Moreover, it solves the problem of coordination: As long as market prices are free to move to equalize quantities supplied and demanded, there does not need to be any huge centralized computer bureaucracy keeping track of everything and making sure that plans add up. The market will coordinate itself.
And it solves the problem of information: In a market economy with commodities with owners, decision-making is pushed out to the periphery of society where people already know what is going on. You don't need any huge centralized computer bureaucracy collecting and processing information--and where people do discover that there are things that they don't know but need to learn, why knowledge of something and that somebody else would like to learn it is also a commodity and those who know those two facts are its owners.
It is hard to imagine a simpler institutional framework--owners and prices--that could solve those five problems so very well.

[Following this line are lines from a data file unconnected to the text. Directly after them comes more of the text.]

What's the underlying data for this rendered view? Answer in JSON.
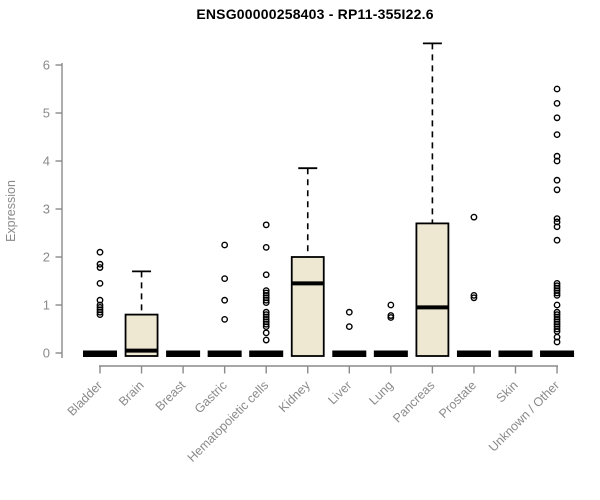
{
  "chart_data": {
    "type": "boxplot",
    "title": "ENSG00000258403 - RP11-355I22.6",
    "ylabel": "Expression",
    "xlabel": "",
    "ylim": [
      0,
      6.6
    ],
    "yticks": [
      0,
      1,
      2,
      3,
      4,
      5,
      6
    ],
    "grid": "off",
    "legend": "none",
    "categories": [
      "Bladder",
      "Brain",
      "Breast",
      "Gastric",
      "Hematopoietic cells",
      "Kidney",
      "Liver",
      "Lung",
      "Pancreas",
      "Prostate",
      "Skin",
      "Unknown / Other"
    ],
    "series": [
      {
        "category": "Bladder",
        "q1": 0,
        "median": 0,
        "q3": 0,
        "whisker_low": 0,
        "whisker_high": 0,
        "outliers": [
          2.1,
          1.85,
          1.78,
          1.45,
          1.1,
          1.0,
          0.95,
          0.9,
          0.85,
          0.8
        ]
      },
      {
        "category": "Brain",
        "q1": 0,
        "median": 0.05,
        "q3": 0.8,
        "whisker_low": 0,
        "whisker_high": 1.7,
        "outliers": []
      },
      {
        "category": "Breast",
        "q1": 0,
        "median": 0,
        "q3": 0,
        "whisker_low": 0,
        "whisker_high": 0,
        "outliers": []
      },
      {
        "category": "Gastric",
        "q1": 0,
        "median": 0,
        "q3": 0,
        "whisker_low": 0,
        "whisker_high": 0,
        "outliers": [
          2.25,
          1.55,
          1.1,
          0.7
        ]
      },
      {
        "category": "Hematopoietic cells",
        "q1": 0,
        "median": 0,
        "q3": 0,
        "whisker_low": 0,
        "whisker_high": 0,
        "outliers": [
          2.67,
          2.2,
          1.63,
          1.3,
          1.25,
          1.2,
          1.15,
          1.1,
          1.05,
          0.85,
          0.8,
          0.75,
          0.7,
          0.65,
          0.6,
          0.55,
          0.42,
          0.27
        ]
      },
      {
        "category": "Kidney",
        "q1": 0,
        "median": 1.45,
        "q3": 2.0,
        "whisker_low": 0,
        "whisker_high": 3.85,
        "outliers": []
      },
      {
        "category": "Liver",
        "q1": 0,
        "median": 0,
        "q3": 0,
        "whisker_low": 0,
        "whisker_high": 0,
        "outliers": [
          0.85,
          0.55
        ]
      },
      {
        "category": "Lung",
        "q1": 0,
        "median": 0,
        "q3": 0,
        "whisker_low": 0,
        "whisker_high": 0,
        "outliers": [
          1.0,
          0.78,
          0.74
        ]
      },
      {
        "category": "Pancreas",
        "q1": 0,
        "median": 0.95,
        "q3": 2.7,
        "whisker_low": 0,
        "whisker_high": 6.45,
        "outliers": []
      },
      {
        "category": "Prostate",
        "q1": 0,
        "median": 0,
        "q3": 0,
        "whisker_low": 0,
        "whisker_high": 0,
        "outliers": [
          2.83,
          1.2,
          1.15
        ]
      },
      {
        "category": "Skin",
        "q1": 0,
        "median": 0,
        "q3": 0,
        "whisker_low": 0,
        "whisker_high": 0,
        "outliers": []
      },
      {
        "category": "Unknown / Other",
        "q1": 0,
        "median": 0,
        "q3": 0,
        "whisker_low": 0,
        "whisker_high": 0,
        "outliers": [
          5.5,
          5.2,
          4.9,
          4.55,
          4.1,
          4.0,
          3.6,
          3.4,
          2.8,
          2.73,
          2.63,
          2.35,
          1.45,
          1.4,
          1.35,
          1.3,
          1.25,
          1.2,
          1.0,
          0.85,
          0.8,
          0.75,
          0.7,
          0.65,
          0.6,
          0.55,
          0.5,
          0.45,
          0.33,
          0.23
        ]
      }
    ],
    "colors": {
      "box_fill": "#EEE8D2",
      "box_stroke": "#000000",
      "median": "#000000",
      "axis": "#8A8A8A",
      "tick_label": "#8A8A8A",
      "title": "#000000",
      "background": "#FFFFFF"
    }
  }
}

At this point I need to pause and point out a lucky consonance between the requirements of a societal institution for producing and allocating rival, excludable, scarce commodities on the one hand and the psychological propensities of us East African Plains Apes on the other. That we believe that things are ours and that we own them is perhaps not so surprising--it appears deeply deeply engraved in mammalian psychology. Squirrels certainly act as though they believe that they "own" nut-foraging sites. Dogs believe that they "own" bones. We East African Plains Apes, however, not only believe that we own things--we like to give them away. We are animals that solidify our own societal bonds via relationships of gift-exchange. And it is this psychological propensity to engage in gift-exchange--what Adam Smith called our natural propensity to truck, barter, and exchange in such a way that both sides are happy because they feel that they have gained something from the deal--that serves as the underpinning of our market economy.
That is the first thing I want you to remember from this course: The market economy, based on deep human psychological propensities, is an extraordinarily effective societal instrumentality for planning and coordinating the production and distribution of scarce, rival, excludable commodities.
Remember this. Keep it as an active process running on your wetware always. Lay up this idea in your heart and in your soul. Bind it for a sign upon your hand, that they may be as frontlets between your eyes. Teach it to your children when thou sittest in thine house, when thou walkest by the way, when thou liest down, and when thou risest up. And write them upon the door posts of thine house, and upon thy gates: that thy days and the days of thy children--or at least the commodities they own--may be multiplied.